Sometimes I forget, when encountering a natural attraction here in my new Olympia home, that my reverence for such things has been long running. Like the salmon run. Just now I used the search window in my blog to see what I might have sketched, painted, written about the salmon run. And this post from July 2011 popped up. A mixed media Muse piece with a native woman kissing a fish and my words written in reverence:
The salmon always run, and we must welcome them as the sustenance for more than the body of woman. . .as the running fervor of a life worth living, even through and beyond the destruction of habitat, even through the unconscious living which lacks the vibrancy of a shimmery wet creature wriggling in your hands and burrowing into a space, not only in your stomach, but in the heart, where its beat and yours are joined in celebration. . .
And now that I live on the land where the peoples of the Salish Sea have worshiped the salmon for thousands of years, that feeling has grown.
On Wednesday this week some of us nature journalers met at Tumwater Falls to watch the salmon swimming and leaping upstream. I’ve been trying to capture the drama with my phone camera, but wanted to tell the story in my sketchbook, on location.
I started on the opposite side of the viewing bridge from this point, where the fish were lining up on the river, resting up from the already tumultuous trip up the river from the ocean.

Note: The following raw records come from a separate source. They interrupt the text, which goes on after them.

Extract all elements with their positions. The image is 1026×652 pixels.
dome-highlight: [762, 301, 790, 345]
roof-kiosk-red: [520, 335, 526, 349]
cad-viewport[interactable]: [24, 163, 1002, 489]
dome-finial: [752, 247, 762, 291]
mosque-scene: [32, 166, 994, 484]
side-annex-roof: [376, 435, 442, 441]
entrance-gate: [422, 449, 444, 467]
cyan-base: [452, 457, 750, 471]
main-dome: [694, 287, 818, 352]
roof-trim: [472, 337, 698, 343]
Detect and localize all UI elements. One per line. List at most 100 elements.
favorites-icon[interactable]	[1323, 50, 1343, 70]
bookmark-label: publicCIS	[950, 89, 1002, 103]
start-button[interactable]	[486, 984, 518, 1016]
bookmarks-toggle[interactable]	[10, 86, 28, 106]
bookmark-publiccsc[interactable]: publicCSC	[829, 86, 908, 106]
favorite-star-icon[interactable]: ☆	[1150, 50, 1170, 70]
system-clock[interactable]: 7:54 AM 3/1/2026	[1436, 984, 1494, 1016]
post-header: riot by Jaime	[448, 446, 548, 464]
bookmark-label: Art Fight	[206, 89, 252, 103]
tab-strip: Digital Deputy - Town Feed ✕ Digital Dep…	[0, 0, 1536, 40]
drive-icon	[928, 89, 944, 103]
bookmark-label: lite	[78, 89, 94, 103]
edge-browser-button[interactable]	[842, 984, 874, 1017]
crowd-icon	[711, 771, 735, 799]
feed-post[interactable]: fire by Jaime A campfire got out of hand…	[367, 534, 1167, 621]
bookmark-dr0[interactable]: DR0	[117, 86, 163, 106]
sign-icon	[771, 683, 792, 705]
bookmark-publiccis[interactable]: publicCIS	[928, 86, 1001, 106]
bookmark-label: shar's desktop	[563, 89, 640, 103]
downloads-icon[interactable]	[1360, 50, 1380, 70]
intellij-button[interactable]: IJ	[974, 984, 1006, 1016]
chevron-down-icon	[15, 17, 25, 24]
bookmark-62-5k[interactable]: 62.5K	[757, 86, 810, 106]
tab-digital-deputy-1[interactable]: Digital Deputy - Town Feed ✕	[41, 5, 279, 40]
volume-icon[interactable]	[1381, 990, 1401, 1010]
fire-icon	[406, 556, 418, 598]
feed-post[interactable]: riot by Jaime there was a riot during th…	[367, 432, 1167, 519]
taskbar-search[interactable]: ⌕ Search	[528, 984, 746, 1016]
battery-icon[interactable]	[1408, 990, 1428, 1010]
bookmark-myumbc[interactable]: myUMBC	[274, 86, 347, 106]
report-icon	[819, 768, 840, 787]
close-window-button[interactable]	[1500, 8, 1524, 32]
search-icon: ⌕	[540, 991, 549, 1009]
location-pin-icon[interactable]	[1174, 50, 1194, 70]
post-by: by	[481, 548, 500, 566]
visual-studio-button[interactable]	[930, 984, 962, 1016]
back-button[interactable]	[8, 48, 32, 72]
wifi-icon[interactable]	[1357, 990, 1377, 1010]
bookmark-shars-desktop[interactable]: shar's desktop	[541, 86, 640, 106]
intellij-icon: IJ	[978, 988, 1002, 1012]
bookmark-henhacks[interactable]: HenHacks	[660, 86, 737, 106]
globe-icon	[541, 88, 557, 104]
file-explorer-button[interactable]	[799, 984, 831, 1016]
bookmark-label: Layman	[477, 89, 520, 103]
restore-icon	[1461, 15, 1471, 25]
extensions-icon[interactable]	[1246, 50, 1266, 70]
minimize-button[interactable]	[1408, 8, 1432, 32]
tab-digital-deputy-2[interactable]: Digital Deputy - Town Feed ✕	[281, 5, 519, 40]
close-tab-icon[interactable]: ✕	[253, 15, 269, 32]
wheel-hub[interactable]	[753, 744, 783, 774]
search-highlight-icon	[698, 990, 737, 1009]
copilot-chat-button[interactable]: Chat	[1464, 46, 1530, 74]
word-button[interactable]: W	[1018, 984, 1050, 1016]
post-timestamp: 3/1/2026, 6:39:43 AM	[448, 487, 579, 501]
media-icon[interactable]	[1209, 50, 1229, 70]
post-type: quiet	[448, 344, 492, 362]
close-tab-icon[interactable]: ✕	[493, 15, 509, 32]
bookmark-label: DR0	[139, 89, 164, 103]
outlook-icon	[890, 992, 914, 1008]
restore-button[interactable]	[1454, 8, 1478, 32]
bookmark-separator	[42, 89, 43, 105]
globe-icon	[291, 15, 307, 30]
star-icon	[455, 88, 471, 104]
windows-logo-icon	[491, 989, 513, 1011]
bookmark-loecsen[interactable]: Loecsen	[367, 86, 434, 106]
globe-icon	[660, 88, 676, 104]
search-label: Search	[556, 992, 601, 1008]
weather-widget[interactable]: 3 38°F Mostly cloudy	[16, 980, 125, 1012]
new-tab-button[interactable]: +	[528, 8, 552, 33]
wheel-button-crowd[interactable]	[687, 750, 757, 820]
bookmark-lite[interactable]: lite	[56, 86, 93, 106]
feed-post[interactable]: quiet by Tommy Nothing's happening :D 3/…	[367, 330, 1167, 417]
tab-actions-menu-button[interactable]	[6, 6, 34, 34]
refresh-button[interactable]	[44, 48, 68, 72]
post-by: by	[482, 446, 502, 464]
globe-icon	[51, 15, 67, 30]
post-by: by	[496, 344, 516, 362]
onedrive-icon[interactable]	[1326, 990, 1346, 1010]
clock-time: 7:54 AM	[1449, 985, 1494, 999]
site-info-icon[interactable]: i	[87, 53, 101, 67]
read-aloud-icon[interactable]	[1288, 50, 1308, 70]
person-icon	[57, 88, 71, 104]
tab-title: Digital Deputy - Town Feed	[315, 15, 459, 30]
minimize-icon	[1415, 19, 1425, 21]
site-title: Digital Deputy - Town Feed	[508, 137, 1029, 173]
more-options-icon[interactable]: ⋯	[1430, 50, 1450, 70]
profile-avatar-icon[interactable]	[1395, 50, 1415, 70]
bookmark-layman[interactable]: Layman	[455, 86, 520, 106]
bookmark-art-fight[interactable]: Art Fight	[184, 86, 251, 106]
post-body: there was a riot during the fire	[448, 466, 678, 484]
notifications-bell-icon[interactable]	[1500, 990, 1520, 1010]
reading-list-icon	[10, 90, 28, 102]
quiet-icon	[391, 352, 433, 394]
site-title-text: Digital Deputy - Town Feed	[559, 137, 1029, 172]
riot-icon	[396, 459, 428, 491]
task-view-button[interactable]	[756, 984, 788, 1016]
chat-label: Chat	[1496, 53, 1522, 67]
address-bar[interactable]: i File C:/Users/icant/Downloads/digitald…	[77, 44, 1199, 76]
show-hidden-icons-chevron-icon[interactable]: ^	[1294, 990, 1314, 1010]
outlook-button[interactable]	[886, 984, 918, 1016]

Ahead were the big leaps that would take them to their spawning waters (or the hatchery tanks). They were barely visible underwater, dark undulating shapes, so I started my story there.

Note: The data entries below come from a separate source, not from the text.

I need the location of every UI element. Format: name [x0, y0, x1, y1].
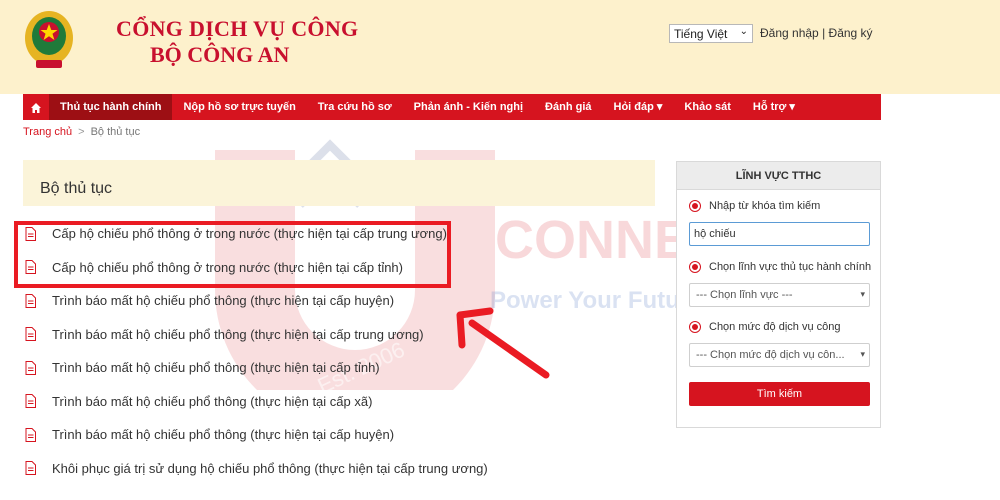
nav-item-khao-sat[interactable]: Khảo sát — [673, 94, 741, 120]
level-select[interactable]: --- Chọn mức độ dịch vụ côn... ▾ — [689, 343, 870, 367]
site-title-line1: CỔNG DỊCH VỤ CÔNG — [116, 16, 359, 41]
nav-item-ho-tro[interactable]: Hỗ trợ ▾ — [742, 94, 806, 120]
nav-item-tra-cuu[interactable]: Tra cứu hồ sơ — [307, 94, 403, 120]
document-icon — [25, 427, 36, 442]
document-icon — [25, 394, 36, 409]
nav-item-hoi-dap[interactable]: Hỏi đáp ▾ — [603, 94, 674, 120]
field-select[interactable]: --- Chọn lĩnh vực --- ▾ — [689, 283, 870, 307]
keyword-radio-row[interactable]: Nhập từ khóa tìm kiếm — [689, 200, 820, 212]
nav-item-nop-ho-so[interactable]: Nộp hồ sơ trực tuyến — [172, 94, 306, 120]
chevron-down-icon: ▾ — [860, 349, 865, 359]
nav-item-danh-gia[interactable]: Đánh giá — [534, 94, 602, 120]
highlight-box — [14, 221, 451, 288]
field-label: Chọn lĩnh vực thủ tục hành chính — [709, 261, 872, 273]
breadcrumb-home[interactable]: Trang chủ — [23, 126, 72, 138]
home-icon — [31, 102, 41, 113]
procedure-title[interactable]: Trình báo mất hộ chiếu phổ thông (thực h… — [52, 360, 380, 375]
search-sidebar: LĨNH VỰC TTHC Nhập từ khóa tìm kiếm Chọn… — [676, 161, 881, 428]
document-icon — [25, 293, 36, 308]
field-select-value: --- Chọn lĩnh vực --- — [696, 289, 793, 301]
radio-keyword[interactable] — [689, 200, 701, 212]
field-radio-row[interactable]: Chọn lĩnh vực thủ tục hành chính — [689, 261, 871, 273]
search-button[interactable]: Tìm kiếm — [689, 382, 870, 406]
language-value: Tiếng Việt — [674, 27, 728, 41]
level-select-value: --- Chọn mức độ dịch vụ côn... — [696, 349, 845, 361]
register-link[interactable]: Đăng ký — [829, 26, 873, 40]
auth-links: Đăng nhập | Đăng ký — [760, 26, 873, 40]
annotation-arrow-icon — [456, 307, 550, 379]
site-title-line2: BỘ CÔNG AN — [150, 42, 290, 67]
sidebar-title: LĨNH VỰC TTHC — [677, 162, 880, 190]
auth-separator: | — [822, 26, 826, 40]
chevron-down-icon: ▾ — [860, 289, 865, 299]
procedure-title[interactable]: Trình báo mất hộ chiếu phổ thông (thực h… — [52, 293, 394, 308]
chevron-down-icon: ⌄ — [739, 26, 748, 37]
nav-home[interactable] — [23, 94, 49, 120]
keyword-input[interactable] — [689, 222, 870, 246]
procedure-title[interactable]: Trình báo mất hộ chiếu phổ thông (thực h… — [52, 327, 424, 342]
level-radio-row[interactable]: Chọn mức độ dịch vụ công — [689, 321, 841, 333]
document-icon — [25, 461, 36, 476]
page-title: Bộ thủ tục — [40, 180, 113, 197]
procedure-title[interactable]: Khôi phục giá trị sử dụng hộ chiếu phổ t… — [52, 461, 488, 476]
procedure-title[interactable]: Trình báo mất hộ chiếu phổ thông (thực h… — [52, 427, 394, 442]
main-nav: Thủ tục hành chính Nộp hồ sơ trực tuyến … — [23, 94, 881, 120]
procedure-item[interactable]: Trình báo mất hộ chiếu phổ thông (thực h… — [23, 284, 663, 318]
site-header: CỔNG DỊCH VỤ CÔNG BỘ CÔNG AN Tiếng Việt … — [0, 0, 1000, 94]
breadcrumb-current: Bộ thủ tục — [90, 126, 141, 138]
procedure-item[interactable]: Trình báo mất hộ chiếu phổ thông (thực h… — [23, 385, 663, 419]
radio-level[interactable] — [689, 321, 701, 333]
keyword-label: Nhập từ khóa tìm kiếm — [709, 200, 821, 212]
nav-item-phan-anh[interactable]: Phản ánh - Kiến nghị — [403, 94, 534, 120]
procedure-item[interactable]: Khôi phục giá trị sử dụng hộ chiếu phổ t… — [23, 452, 663, 486]
breadcrumb-separator: > — [78, 126, 85, 138]
nav-item-thu-tuc[interactable]: Thủ tục hành chính — [49, 94, 173, 120]
document-icon — [25, 360, 36, 375]
language-select[interactable]: Tiếng Việt ⌄ — [669, 24, 753, 43]
procedure-item[interactable]: Trình báo mất hộ chiếu phổ thông (thực h… — [23, 418, 663, 452]
procedure-title[interactable]: Trình báo mất hộ chiếu phổ thông (thực h… — [52, 394, 372, 409]
document-icon — [25, 327, 36, 342]
login-link[interactable]: Đăng nhập — [760, 26, 819, 40]
panel-title-bar — [23, 160, 655, 206]
procedure-item[interactable]: Trình báo mất hộ chiếu phổ thông (thực h… — [23, 318, 663, 352]
level-label: Chọn mức độ dịch vụ công — [709, 321, 841, 333]
police-emblem-logo[interactable] — [24, 8, 74, 74]
breadcrumb: Trang chủ > Bộ thủ tục — [23, 126, 140, 138]
radio-field[interactable] — [689, 261, 701, 273]
procedure-item[interactable]: Trình báo mất hộ chiếu phổ thông (thực h… — [23, 351, 663, 385]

As they crossed under the bridge they largely disappeared in the foaming waters, except an occasional one would attempt the leap up the falls and the onlookers would gasp in delight and amazement. Above the falls it was easy to see the fish up close in the hatchery tanks where some had “bruises” from hurling themselves against rocks on their passionate journey!
In the annotated version here you see the fish ladder to the right of the falls where I presume most of the salmon were able to ascend the river successfully.

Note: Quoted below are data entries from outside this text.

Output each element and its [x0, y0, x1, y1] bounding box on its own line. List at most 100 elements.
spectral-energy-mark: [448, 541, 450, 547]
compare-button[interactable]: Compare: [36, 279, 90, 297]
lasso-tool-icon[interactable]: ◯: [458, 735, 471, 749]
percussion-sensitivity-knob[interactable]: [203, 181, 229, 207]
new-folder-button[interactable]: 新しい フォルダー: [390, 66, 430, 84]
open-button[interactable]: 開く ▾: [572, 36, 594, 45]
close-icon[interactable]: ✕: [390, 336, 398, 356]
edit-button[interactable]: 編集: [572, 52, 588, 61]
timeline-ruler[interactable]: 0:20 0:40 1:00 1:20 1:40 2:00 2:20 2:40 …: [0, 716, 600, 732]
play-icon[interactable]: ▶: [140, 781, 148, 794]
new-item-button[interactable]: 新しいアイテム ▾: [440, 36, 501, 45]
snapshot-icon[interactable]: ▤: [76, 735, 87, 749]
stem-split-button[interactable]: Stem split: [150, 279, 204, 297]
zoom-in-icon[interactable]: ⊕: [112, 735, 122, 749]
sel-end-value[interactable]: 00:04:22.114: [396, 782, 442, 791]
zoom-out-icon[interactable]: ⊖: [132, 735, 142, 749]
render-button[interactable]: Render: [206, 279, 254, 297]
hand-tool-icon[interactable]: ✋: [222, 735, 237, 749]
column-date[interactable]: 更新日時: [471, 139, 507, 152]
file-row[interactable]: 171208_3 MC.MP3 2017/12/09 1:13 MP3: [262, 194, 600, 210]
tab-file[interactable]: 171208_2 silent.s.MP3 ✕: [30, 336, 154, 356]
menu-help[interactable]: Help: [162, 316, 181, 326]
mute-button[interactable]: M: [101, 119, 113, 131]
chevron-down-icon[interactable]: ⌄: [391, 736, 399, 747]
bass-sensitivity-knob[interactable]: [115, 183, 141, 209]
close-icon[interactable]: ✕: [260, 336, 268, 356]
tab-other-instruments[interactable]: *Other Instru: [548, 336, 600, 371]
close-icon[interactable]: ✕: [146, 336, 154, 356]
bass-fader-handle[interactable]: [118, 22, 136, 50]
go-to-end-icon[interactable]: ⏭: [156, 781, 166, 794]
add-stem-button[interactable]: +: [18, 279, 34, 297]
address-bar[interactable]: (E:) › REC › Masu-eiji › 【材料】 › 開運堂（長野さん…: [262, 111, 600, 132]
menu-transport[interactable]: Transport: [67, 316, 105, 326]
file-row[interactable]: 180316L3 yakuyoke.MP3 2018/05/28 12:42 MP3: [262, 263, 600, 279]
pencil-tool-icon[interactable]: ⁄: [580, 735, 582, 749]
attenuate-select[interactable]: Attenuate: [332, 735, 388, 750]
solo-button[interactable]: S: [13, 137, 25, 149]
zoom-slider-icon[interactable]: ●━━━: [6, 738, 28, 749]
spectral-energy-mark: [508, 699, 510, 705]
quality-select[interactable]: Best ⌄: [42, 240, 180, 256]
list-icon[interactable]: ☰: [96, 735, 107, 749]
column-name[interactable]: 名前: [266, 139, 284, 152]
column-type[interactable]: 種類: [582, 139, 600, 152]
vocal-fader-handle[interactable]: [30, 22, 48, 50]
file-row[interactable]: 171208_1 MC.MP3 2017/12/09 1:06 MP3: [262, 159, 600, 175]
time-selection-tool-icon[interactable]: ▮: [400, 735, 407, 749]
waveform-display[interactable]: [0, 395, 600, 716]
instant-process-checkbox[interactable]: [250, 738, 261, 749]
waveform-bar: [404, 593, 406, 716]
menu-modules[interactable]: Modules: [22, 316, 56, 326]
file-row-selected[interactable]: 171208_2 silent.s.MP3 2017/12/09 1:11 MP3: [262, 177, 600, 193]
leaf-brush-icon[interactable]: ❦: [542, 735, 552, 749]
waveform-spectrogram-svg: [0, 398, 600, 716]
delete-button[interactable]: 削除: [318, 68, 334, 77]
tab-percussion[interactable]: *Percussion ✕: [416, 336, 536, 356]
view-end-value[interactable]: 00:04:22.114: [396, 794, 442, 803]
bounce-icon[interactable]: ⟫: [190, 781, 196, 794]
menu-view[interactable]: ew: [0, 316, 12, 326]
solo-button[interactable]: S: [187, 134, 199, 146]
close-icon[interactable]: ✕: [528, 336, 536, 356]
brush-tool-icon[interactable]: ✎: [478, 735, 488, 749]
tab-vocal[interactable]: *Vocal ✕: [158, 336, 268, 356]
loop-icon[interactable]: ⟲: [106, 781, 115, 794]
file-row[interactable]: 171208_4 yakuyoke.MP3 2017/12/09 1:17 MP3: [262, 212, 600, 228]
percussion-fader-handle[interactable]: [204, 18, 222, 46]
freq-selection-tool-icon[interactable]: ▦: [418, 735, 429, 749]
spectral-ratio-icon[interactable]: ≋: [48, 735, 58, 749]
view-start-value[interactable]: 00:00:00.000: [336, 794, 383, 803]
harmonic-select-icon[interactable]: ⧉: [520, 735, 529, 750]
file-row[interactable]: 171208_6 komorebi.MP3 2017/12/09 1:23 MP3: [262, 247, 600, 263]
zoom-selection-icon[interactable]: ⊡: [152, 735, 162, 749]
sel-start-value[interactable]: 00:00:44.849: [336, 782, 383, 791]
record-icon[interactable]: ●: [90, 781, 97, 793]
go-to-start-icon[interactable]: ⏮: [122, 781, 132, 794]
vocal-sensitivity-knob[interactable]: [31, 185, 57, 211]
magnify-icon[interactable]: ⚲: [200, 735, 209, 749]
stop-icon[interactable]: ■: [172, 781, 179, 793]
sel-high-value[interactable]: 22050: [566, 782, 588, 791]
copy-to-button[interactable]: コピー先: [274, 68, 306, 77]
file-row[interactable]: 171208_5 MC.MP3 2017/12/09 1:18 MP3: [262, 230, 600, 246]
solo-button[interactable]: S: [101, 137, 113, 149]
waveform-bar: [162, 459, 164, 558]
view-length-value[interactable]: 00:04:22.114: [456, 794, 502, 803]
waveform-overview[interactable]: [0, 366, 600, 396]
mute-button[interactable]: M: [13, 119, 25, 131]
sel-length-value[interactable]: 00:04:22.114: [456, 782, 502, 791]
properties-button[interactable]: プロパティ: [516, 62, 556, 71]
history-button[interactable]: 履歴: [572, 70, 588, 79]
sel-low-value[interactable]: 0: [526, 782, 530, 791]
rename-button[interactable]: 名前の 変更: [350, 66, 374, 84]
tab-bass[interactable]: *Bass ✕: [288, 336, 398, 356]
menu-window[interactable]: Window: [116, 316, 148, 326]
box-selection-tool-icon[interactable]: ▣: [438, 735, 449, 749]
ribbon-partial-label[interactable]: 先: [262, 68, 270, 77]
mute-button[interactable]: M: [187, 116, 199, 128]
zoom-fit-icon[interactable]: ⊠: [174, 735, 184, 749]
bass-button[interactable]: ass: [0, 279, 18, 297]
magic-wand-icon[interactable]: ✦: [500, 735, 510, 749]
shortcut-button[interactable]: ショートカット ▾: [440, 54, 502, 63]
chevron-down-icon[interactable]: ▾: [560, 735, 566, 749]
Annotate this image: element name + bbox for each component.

Many of the Chinook were already turning this golden color. See the wounds on the mouth of the one on the lower right side. Many of these salmon are quite large, around 50 pounds. If you have a lot of questions about this salmon migration and hatchery, I recommend this article to read.
This sketch was done at home from a picture I took from a different vantage point. It happens quickly, this sudden burst of energetic athleticism. I waited minutes, with breath held and finger on the button to capture this shot.
It never gets old, this adrenal rush and the moment when the fish slaps the water. You can feel it in your belly.